Baca berita tanpa iklan. Gabung Kompas.com+

Cerita Guru Afghanistan Bersumpah Terus Mengajar Meski Tahu Terancam Dibunuh Taliban

Kompas.com - 07/09/2021, 19:43 WIB
Bernadette Aderi Puspaningrum

Penulis

KABUL, KOMPAS.com - Seorang guru di Afghanistan menolak untuk mengalah dan meninggalkan bangsanya saat puluhan ribu warga lainnya bergegas meninggalkan negara itu setelah Taliban menguasai ibu kota Kabul.

Matiullah Wesa (29 tahun) teringat pada kejadian kurang dari dua dekade lalu, saat dia berusia 14 tahun dan gerilyawan bersenjata Taliban mengetuk pintunya suatu sore, mencari ayahnya.

Mereka datang membawa pesan: “Tinggalkan rumahmu dan desa dalam waktu seminggu atau seluruh keluarga ini akan ditembak mati.”

Ancaman itu ditujukan kepada ayah dan kakek Wesa. Keduanya vokal dalam memperjuangkan pendidikan anak-anak di Afghanistan, terutama bagi anak perempuan Afghanistan.

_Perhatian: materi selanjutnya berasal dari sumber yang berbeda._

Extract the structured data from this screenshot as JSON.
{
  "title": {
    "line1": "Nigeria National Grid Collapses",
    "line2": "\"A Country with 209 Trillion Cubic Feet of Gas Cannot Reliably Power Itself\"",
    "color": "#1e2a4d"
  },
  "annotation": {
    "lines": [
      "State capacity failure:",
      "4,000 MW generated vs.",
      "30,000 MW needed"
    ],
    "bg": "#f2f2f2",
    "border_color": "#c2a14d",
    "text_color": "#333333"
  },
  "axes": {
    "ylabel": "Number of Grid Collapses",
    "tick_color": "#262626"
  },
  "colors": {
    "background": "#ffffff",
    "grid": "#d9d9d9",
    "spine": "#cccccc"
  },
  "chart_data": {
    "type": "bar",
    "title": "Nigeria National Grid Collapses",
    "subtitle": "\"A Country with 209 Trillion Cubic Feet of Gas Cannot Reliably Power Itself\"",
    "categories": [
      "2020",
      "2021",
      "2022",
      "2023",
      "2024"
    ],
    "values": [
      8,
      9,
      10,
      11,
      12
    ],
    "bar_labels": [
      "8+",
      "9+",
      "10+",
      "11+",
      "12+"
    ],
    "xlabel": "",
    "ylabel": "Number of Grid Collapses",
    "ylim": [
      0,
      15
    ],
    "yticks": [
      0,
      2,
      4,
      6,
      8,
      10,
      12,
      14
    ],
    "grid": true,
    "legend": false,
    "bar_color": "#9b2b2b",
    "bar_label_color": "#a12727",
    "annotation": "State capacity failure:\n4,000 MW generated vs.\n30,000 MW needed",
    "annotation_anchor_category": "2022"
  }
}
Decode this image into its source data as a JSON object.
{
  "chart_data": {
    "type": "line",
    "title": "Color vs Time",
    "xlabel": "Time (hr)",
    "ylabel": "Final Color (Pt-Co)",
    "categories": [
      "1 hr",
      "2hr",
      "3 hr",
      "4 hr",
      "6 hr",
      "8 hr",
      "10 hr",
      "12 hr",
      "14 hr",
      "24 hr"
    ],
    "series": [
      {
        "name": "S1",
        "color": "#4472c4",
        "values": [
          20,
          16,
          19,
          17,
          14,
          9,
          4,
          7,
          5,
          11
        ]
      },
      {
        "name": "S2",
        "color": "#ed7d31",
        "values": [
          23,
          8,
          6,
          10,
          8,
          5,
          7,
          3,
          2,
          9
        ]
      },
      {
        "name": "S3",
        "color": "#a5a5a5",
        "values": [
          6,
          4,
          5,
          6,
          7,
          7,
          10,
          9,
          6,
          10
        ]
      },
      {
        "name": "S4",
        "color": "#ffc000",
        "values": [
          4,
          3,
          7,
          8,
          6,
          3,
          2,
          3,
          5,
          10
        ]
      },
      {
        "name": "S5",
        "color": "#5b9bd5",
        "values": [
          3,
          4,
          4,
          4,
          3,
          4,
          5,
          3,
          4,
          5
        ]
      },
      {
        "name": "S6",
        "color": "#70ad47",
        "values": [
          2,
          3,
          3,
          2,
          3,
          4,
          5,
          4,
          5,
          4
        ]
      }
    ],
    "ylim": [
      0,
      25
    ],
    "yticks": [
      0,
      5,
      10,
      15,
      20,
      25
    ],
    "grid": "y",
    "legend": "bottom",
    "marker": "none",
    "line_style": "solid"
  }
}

Baca juga: Demo Afghanistan di Kabul, Taliban Lepas Tembakan untuk Bubarkan Massa

Kejadian itu terjadi pada 2004, tak lama setelah koalisi pimpinan AS menggulingkan pemerintah Taliban, dan mengizinkan pemerintahan sipil baru untuk dibentuk.

Presiden Afghanistan saat itu Hamid Karzai memulai misi reformis untuk negaranya yang dilanda perang.

Rencananya ke depan membuka pendidikan untuk semua, kebebasan bagi perempuan Afghanistan untuk bekerja dan bergerak tanpa wali laki-laki, mengakhiri eksekusi publik dengan rajam dan sistem hukum baru menggantikan “pengadilan kanguru”, dimana prinsip-prinsip hukum dan keadilan diabaikan atau diselewengkan.

Tapi semua rencana itu kini terancam dengan jatuhnya kembali negara Asia selatan lagi di tangan kelompok militan Taliban.

Wesa sekarang mendapati dirinya menghadapi tekanan yang sama seperti ayah dan kakeknya, yang memulai perjuangan atas pendidikan di bawah pemerintah Taliban pada akhir 1990-an.

Aktivis berusia 29 tahun dan pendiri gerakan "Jalan Pena" tersebut telah memobilisasi dukungan dan sumber daya untuk pendidikan sejak 2009.

Dan dia bertekad tidak akan meninggalkan pekerjaannya atau anak-anaknya bangsanya.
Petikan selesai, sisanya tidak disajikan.